Lacking the further scientific, medical evidence that might result from clinical study should cannabis be removed from schedule I (efforts have denied twice in recent years), we're left with these cumulatively accruing medical anecdotes. For recreational use and its supposed association with criminality, we now have a large amount of empirical evidence. Marijuana has been decriminalized medicinally in states for over a decade, and is now legal to use recreationally in nine states plus the District of Columbia, and has been for years in many of those places. Death and destruction has not befallen them. If damning statistics could even be plausibly faked from these states, they would be cited by opponents ad hominem. They are not. Nor are opponents likely to cite statistics that
are available. The federal government itself finds that marijuana use among high schoolers is
lower now than it was twenty years ago, in the height of the drug war policy enforcement era.
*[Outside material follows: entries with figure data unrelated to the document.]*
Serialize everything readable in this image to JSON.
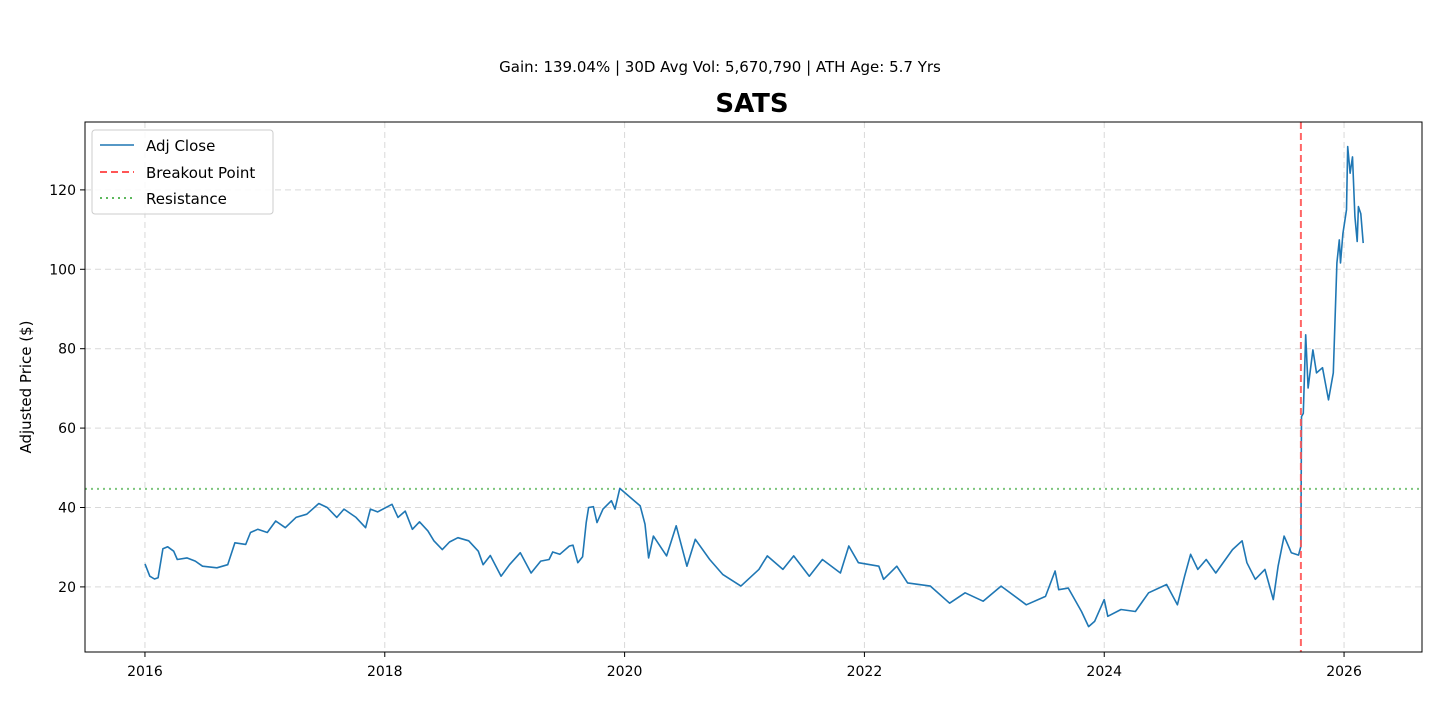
{
  "chart_data": {
    "type": "line",
    "title": "SATS",
    "subtitle": "Gain: 139.04% | 30D Avg Vol: 5,670,790 | ATH Age: 5.7 Yrs",
    "xlabel": "",
    "ylabel": "Adjusted Price ($)",
    "xlim": [
      2015.5,
      2026.65
    ],
    "ylim": [
      3.6,
      137.1
    ],
    "xticks": [
      2016,
      2018,
      2020,
      2022,
      2024,
      2026
    ],
    "xtick_labels": [
      "2016",
      "2018",
      "2020",
      "2022",
      "2024",
      "2026"
    ],
    "yticks": [
      20,
      40,
      60,
      80,
      100,
      120
    ],
    "ytick_labels": [
      "20",
      "40",
      "60",
      "80",
      "100",
      "120"
    ],
    "grid": true,
    "legend_position": "top-left",
    "legend": [
      "Adj Close",
      "Breakout Point",
      "Resistance"
    ],
    "colors": {
      "series": "#1f77b4",
      "breakout": "#ff5555",
      "resistance": "#5cb85c",
      "grid": "#d9d9d9"
    },
    "breakout_x": 2025.64,
    "resistance_y": 44.7,
    "series": [
      {
        "name": "Adj Close",
        "points": [
          [
            2016.0,
            25.8
          ],
          [
            2016.04,
            22.7
          ],
          [
            2016.08,
            22.0
          ],
          [
            2016.11,
            22.3
          ],
          [
            2016.15,
            29.6
          ],
          [
            2016.19,
            30.1
          ],
          [
            2016.24,
            29.0
          ],
          [
            2016.27,
            26.9
          ],
          [
            2016.35,
            27.3
          ],
          [
            2016.42,
            26.5
          ],
          [
            2016.48,
            25.2
          ],
          [
            2016.6,
            24.8
          ],
          [
            2016.69,
            25.6
          ],
          [
            2016.75,
            31.1
          ],
          [
            2016.84,
            30.7
          ],
          [
            2016.88,
            33.7
          ],
          [
            2016.94,
            34.5
          ],
          [
            2017.02,
            33.7
          ],
          [
            2017.09,
            36.6
          ],
          [
            2017.17,
            34.9
          ],
          [
            2017.26,
            37.5
          ],
          [
            2017.35,
            38.3
          ],
          [
            2017.45,
            41.0
          ],
          [
            2017.52,
            40.0
          ],
          [
            2017.6,
            37.5
          ],
          [
            2017.66,
            39.6
          ],
          [
            2017.76,
            37.5
          ],
          [
            2017.84,
            34.9
          ],
          [
            2017.88,
            39.6
          ],
          [
            2017.94,
            38.9
          ],
          [
            2018.06,
            40.8
          ],
          [
            2018.11,
            37.5
          ],
          [
            2018.17,
            39.1
          ],
          [
            2018.23,
            34.5
          ],
          [
            2018.29,
            36.4
          ],
          [
            2018.36,
            34.1
          ],
          [
            2018.41,
            31.6
          ],
          [
            2018.48,
            29.4
          ],
          [
            2018.54,
            31.3
          ],
          [
            2018.61,
            32.4
          ],
          [
            2018.7,
            31.6
          ],
          [
            2018.78,
            29.0
          ],
          [
            2018.82,
            25.6
          ],
          [
            2018.88,
            27.9
          ],
          [
            2018.97,
            22.7
          ],
          [
            2019.04,
            25.6
          ],
          [
            2019.13,
            28.6
          ],
          [
            2019.22,
            23.5
          ],
          [
            2019.3,
            26.5
          ],
          [
            2019.37,
            26.9
          ],
          [
            2019.4,
            28.8
          ],
          [
            2019.46,
            28.2
          ],
          [
            2019.54,
            30.3
          ],
          [
            2019.57,
            30.5
          ],
          [
            2019.61,
            26.1
          ],
          [
            2019.65,
            27.6
          ],
          [
            2019.68,
            36.2
          ],
          [
            2019.7,
            40.0
          ],
          [
            2019.74,
            40.2
          ],
          [
            2019.77,
            36.2
          ],
          [
            2019.82,
            39.6
          ],
          [
            2019.89,
            41.7
          ],
          [
            2019.92,
            39.6
          ],
          [
            2019.96,
            44.8
          ],
          [
            2020.13,
            40.4
          ],
          [
            2020.17,
            35.8
          ],
          [
            2020.2,
            27.3
          ],
          [
            2020.24,
            32.8
          ],
          [
            2020.35,
            27.8
          ],
          [
            2020.43,
            35.4
          ],
          [
            2020.52,
            25.2
          ],
          [
            2020.59,
            32.0
          ],
          [
            2020.71,
            26.9
          ],
          [
            2020.82,
            23.1
          ],
          [
            2020.97,
            20.2
          ],
          [
            2021.12,
            24.4
          ],
          [
            2021.19,
            27.8
          ],
          [
            2021.32,
            24.4
          ],
          [
            2021.41,
            27.8
          ],
          [
            2021.54,
            22.7
          ],
          [
            2021.65,
            26.9
          ],
          [
            2021.8,
            23.5
          ],
          [
            2021.87,
            30.3
          ],
          [
            2021.95,
            26.1
          ],
          [
            2022.12,
            25.2
          ],
          [
            2022.16,
            21.9
          ],
          [
            2022.27,
            25.2
          ],
          [
            2022.36,
            21.0
          ],
          [
            2022.55,
            20.2
          ],
          [
            2022.71,
            15.9
          ],
          [
            2022.84,
            18.5
          ],
          [
            2022.99,
            16.4
          ],
          [
            2023.14,
            20.2
          ],
          [
            2023.35,
            15.5
          ],
          [
            2023.51,
            17.6
          ],
          [
            2023.59,
            24.0
          ],
          [
            2023.62,
            19.3
          ],
          [
            2023.7,
            19.7
          ],
          [
            2023.81,
            13.8
          ],
          [
            2023.87,
            10.0
          ],
          [
            2023.92,
            11.3
          ],
          [
            2024.0,
            16.8
          ],
          [
            2024.03,
            12.6
          ],
          [
            2024.14,
            14.3
          ],
          [
            2024.26,
            13.8
          ],
          [
            2024.37,
            18.5
          ],
          [
            2024.52,
            20.6
          ],
          [
            2024.61,
            15.5
          ],
          [
            2024.67,
            22.7
          ],
          [
            2024.72,
            28.2
          ],
          [
            2024.78,
            24.4
          ],
          [
            2024.85,
            26.9
          ],
          [
            2024.93,
            23.5
          ],
          [
            2025.07,
            29.4
          ],
          [
            2025.15,
            31.6
          ],
          [
            2025.19,
            26.1
          ],
          [
            2025.26,
            21.9
          ],
          [
            2025.34,
            24.4
          ],
          [
            2025.41,
            16.8
          ],
          [
            2025.45,
            25.2
          ],
          [
            2025.5,
            32.8
          ],
          [
            2025.56,
            28.6
          ],
          [
            2025.62,
            28.0
          ],
          [
            2025.64,
            30.2
          ],
          [
            2025.645,
            62.9
          ],
          [
            2025.66,
            63.7
          ],
          [
            2025.68,
            83.5
          ],
          [
            2025.7,
            70.1
          ],
          [
            2025.74,
            79.7
          ],
          [
            2025.77,
            73.9
          ],
          [
            2025.82,
            75.2
          ],
          [
            2025.87,
            67.1
          ],
          [
            2025.91,
            73.9
          ],
          [
            2025.94,
            101.6
          ],
          [
            2025.96,
            107.4
          ],
          [
            2025.97,
            101.6
          ],
          [
            2025.99,
            109.0
          ],
          [
            2026.02,
            115.0
          ],
          [
            2026.03,
            130.9
          ],
          [
            2026.05,
            124.2
          ],
          [
            2026.07,
            128.3
          ],
          [
            2026.09,
            113.3
          ],
          [
            2026.11,
            107.0
          ],
          [
            2026.12,
            115.8
          ],
          [
            2026.14,
            114.0
          ],
          [
            2026.16,
            106.6
          ]
        ]
      }
    ]
  }
}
And thus, the invective evoked by opponents of decriminalization these days now gets ever broader, as it has to manage without the old, discredited standbys about the nature of its users, and its inherent dangers. The rhetoric is about "drugs" - because it is far easier to debate *all* drugs than it is the one drug in question. Of course it is. Most drugs are dangerous, and often offer no benefit to mankind. Jeff Sessions now says "Good people don't smoke Marijuana". Because saying that people with epilepsy, cancer patients, Soldiers with PTSD, half-broken NFL players, or suburban soccer moms are bad people, is a political loser.
I don't invoke Mr. Sessions just because he now wields the instruments that could result in the destruction of changes made in the States' "labratories of democracy". I do so because he is the embodiment of the resurgence of the old lies told by drug warriors. A common logical, and policy inconsistency pointed out to Marijuana prohibitionists is that of alcohol. Why is alcohol legal, when it is addictive, debilitating, and directly responsible for 88,000 deaths a year, when cannabis is none of these things? Jeff Sessions was asked such a question in his confirmation hearing. How he could deny it was a less dangerous substance than alcohol? Here's what he said, and I swear to god I am not making this up:
"Lady Gaga says she's addicted to it and it is not harmless."
Completely sidestepped the question of alcohol, and then bowed to the medical wisdom of Lady. Ga. Ga.
Now, to bring this back, finally, to Mr. Bluett. I don't smoke. I don't even drink. I do think there is value in sobriety. I'm against any black market run as a murderous and corrupting criminal enterprise, as springs up around most forms of contraband. And I ****** loathe Xavier, and Trayvon Friggin Bluett. But if you're ready to condemn him merely for breaking a statute, a case in which he has done no supposed harm to anyone but himself, then you must also stand ready to disavow yourself of any claim to libertarianism, and to likewise impugn and denounce your own father or grandfather, mother or grandmother, and almost any American alive for having taken a drink in the years 1920 to 1933. Which they most certainly did. In fact, you could get a prescription for booze.
Far better you should come over to the join more than 60% of Americans that understand that they were misled. Preaching abstinence from marijuana, and practicing it, is not illogical, or wrong. Legislating it is.
I hope that Bluett finds his way back to Xavier unpunished. Both because it's right, and so that we might beat the hell out of him and his team next year. At full strength.